One last concerning part of Shields’ game actually relates to the best part of his game. Shields has an excellent changeup, but there is a slightly worrisome trend to notice. Below are Shields’ whiff rates on his changeup in the past 4 seasons.
That troubling trend repeats itself in the Whiff per Swing rate, meaning it’s not just the result of batters laying off his changeup. The pitch is still an effective one, but much less so than it has been in previous seasons. If that trend continues, Shields may not be able to rely on his bread and butter pitch as often, which could result in some poor results.

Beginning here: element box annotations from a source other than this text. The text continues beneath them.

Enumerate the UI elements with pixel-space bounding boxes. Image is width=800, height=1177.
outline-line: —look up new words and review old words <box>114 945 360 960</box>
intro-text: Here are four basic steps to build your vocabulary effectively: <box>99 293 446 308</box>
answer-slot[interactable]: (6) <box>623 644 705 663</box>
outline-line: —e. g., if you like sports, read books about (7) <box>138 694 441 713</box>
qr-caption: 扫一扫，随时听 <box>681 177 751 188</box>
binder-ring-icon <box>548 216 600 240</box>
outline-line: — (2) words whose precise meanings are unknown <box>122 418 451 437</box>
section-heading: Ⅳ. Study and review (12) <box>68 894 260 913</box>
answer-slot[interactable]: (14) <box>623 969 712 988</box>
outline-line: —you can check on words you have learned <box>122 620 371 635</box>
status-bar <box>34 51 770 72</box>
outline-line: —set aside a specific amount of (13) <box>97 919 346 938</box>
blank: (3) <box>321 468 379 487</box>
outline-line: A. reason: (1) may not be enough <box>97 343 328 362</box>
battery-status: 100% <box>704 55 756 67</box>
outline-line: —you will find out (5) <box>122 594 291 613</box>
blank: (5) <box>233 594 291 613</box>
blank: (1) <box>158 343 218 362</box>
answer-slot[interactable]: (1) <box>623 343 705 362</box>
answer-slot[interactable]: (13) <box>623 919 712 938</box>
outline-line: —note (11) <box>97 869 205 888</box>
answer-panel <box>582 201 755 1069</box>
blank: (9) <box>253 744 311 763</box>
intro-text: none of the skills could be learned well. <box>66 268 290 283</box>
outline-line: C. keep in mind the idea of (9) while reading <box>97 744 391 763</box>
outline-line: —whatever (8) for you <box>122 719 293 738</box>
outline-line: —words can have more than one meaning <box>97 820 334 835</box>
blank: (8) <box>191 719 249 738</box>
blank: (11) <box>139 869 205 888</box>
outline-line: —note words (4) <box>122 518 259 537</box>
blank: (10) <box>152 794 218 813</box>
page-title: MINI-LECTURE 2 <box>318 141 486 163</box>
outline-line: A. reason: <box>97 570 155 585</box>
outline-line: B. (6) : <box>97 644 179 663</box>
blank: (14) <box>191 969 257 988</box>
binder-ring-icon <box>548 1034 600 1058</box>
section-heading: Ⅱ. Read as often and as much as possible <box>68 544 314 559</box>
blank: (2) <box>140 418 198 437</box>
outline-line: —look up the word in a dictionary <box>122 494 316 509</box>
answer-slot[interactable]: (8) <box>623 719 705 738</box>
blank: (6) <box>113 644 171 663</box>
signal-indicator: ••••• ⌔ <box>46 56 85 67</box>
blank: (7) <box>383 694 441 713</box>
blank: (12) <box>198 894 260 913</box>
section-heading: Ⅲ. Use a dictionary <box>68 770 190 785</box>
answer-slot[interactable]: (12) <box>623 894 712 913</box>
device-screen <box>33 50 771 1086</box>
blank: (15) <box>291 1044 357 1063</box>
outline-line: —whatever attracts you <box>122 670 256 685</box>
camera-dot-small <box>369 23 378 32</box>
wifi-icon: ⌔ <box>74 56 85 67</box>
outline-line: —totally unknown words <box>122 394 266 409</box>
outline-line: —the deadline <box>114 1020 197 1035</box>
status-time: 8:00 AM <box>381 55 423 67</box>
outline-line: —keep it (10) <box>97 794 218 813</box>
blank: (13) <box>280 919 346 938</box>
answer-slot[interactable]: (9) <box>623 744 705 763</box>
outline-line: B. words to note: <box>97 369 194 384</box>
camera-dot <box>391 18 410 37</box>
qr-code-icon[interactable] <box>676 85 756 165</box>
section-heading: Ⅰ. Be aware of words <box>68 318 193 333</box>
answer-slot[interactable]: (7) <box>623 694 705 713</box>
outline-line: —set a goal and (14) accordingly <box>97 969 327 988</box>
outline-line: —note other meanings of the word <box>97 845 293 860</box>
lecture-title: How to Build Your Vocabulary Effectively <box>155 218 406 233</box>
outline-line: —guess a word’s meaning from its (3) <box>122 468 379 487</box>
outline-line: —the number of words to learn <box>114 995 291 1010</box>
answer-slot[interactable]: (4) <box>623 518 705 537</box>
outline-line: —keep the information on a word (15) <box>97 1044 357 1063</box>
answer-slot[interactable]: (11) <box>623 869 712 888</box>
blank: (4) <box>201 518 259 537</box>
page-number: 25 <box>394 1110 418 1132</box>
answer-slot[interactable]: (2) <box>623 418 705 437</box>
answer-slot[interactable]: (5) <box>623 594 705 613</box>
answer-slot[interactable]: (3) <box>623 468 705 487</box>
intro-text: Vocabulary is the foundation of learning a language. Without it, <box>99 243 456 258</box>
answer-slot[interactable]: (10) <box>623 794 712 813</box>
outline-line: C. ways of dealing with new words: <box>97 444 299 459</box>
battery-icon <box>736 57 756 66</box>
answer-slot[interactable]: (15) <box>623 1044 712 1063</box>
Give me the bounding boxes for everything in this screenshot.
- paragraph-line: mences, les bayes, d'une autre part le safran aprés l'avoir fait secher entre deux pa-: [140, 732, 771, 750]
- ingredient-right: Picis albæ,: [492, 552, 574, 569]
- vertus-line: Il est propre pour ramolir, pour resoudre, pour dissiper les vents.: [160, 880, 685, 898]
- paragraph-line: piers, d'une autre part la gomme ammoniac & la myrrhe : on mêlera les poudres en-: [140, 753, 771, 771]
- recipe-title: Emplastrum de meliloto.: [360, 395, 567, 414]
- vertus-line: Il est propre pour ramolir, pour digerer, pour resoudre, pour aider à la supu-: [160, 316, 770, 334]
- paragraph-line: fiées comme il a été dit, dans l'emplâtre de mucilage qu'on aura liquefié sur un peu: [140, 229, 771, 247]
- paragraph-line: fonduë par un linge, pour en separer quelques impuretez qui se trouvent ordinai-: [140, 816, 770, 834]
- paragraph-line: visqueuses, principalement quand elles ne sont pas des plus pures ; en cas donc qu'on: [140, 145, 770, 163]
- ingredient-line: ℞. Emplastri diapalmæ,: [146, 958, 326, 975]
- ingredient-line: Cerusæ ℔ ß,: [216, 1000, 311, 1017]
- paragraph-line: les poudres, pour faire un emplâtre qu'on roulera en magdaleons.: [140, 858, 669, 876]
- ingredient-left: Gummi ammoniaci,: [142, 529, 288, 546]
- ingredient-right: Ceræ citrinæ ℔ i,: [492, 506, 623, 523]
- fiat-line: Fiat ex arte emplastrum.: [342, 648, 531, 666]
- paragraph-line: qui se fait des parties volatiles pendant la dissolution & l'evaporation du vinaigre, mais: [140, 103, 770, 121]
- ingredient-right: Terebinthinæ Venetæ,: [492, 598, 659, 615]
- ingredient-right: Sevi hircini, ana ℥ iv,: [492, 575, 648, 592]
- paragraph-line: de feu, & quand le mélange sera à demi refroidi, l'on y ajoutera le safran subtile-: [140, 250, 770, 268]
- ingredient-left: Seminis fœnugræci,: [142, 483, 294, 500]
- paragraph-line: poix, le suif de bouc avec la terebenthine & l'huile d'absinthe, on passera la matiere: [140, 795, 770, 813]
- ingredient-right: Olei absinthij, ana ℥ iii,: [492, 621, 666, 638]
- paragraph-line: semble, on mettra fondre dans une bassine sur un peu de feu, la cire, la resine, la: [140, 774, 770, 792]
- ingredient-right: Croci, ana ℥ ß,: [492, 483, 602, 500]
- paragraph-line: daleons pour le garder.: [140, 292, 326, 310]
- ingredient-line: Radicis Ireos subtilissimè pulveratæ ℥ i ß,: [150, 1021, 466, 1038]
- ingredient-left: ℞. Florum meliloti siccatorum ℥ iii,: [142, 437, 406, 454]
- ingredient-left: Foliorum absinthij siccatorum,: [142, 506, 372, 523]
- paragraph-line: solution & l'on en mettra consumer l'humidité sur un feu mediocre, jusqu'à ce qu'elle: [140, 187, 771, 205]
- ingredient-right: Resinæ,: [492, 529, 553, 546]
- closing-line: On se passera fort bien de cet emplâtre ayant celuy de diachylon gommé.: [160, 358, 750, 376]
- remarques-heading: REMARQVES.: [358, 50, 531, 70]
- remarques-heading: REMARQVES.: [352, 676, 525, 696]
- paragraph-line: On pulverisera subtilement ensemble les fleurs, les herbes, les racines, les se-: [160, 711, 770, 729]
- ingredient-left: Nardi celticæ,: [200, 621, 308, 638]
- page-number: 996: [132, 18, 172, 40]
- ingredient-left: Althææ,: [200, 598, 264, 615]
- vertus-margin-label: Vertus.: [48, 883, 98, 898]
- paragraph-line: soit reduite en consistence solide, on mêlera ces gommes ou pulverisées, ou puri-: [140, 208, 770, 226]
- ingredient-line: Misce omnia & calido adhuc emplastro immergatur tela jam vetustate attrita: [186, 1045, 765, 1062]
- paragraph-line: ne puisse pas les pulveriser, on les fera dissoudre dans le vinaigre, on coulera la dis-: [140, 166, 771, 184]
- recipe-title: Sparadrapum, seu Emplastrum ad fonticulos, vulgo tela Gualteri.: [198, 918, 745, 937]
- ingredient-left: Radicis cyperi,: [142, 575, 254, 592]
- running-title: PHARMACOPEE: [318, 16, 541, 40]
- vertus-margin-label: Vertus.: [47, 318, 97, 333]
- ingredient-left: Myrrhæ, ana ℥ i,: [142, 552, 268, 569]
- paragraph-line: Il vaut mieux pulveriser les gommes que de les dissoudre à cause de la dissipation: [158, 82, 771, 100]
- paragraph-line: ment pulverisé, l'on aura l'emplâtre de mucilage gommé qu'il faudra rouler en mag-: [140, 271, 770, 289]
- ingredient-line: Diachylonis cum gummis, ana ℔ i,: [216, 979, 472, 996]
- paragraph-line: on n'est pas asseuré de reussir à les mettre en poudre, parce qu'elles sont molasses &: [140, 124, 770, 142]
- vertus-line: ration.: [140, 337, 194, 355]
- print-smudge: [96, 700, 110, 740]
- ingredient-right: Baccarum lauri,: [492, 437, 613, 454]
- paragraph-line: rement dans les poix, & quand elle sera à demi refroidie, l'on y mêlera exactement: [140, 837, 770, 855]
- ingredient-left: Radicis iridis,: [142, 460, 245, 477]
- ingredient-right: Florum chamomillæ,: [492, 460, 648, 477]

I realize it probably sounds like I’m pessimistic about Shields, but I’m really not. I still think Shields will have another very solid season. He’ll probably throw over 200 innings and be worth around 4 wins. At the same time, there are some possible red flags that should be noted in regards to his 2013 season, and I wouldn’t be completely shocked if Shields slides back this season. Even if he doesn’t regress much, it’s probably not going to be wise for the Royals to attempt to extend him for anything beyond 3 years, which is almost certainly an unrealistic scenario based on the upcoming free agent market and Shields’ comments. Shields’ age, along with his peripheral statistics, present some significant risks in locking him up to the kind of contract he’s seeking, so the Royals would be best-served to let him play out the 2014 season, allow him to decline the qualifying offer, and collect a draft pick when some other team hands him an enormous paycheck next winter.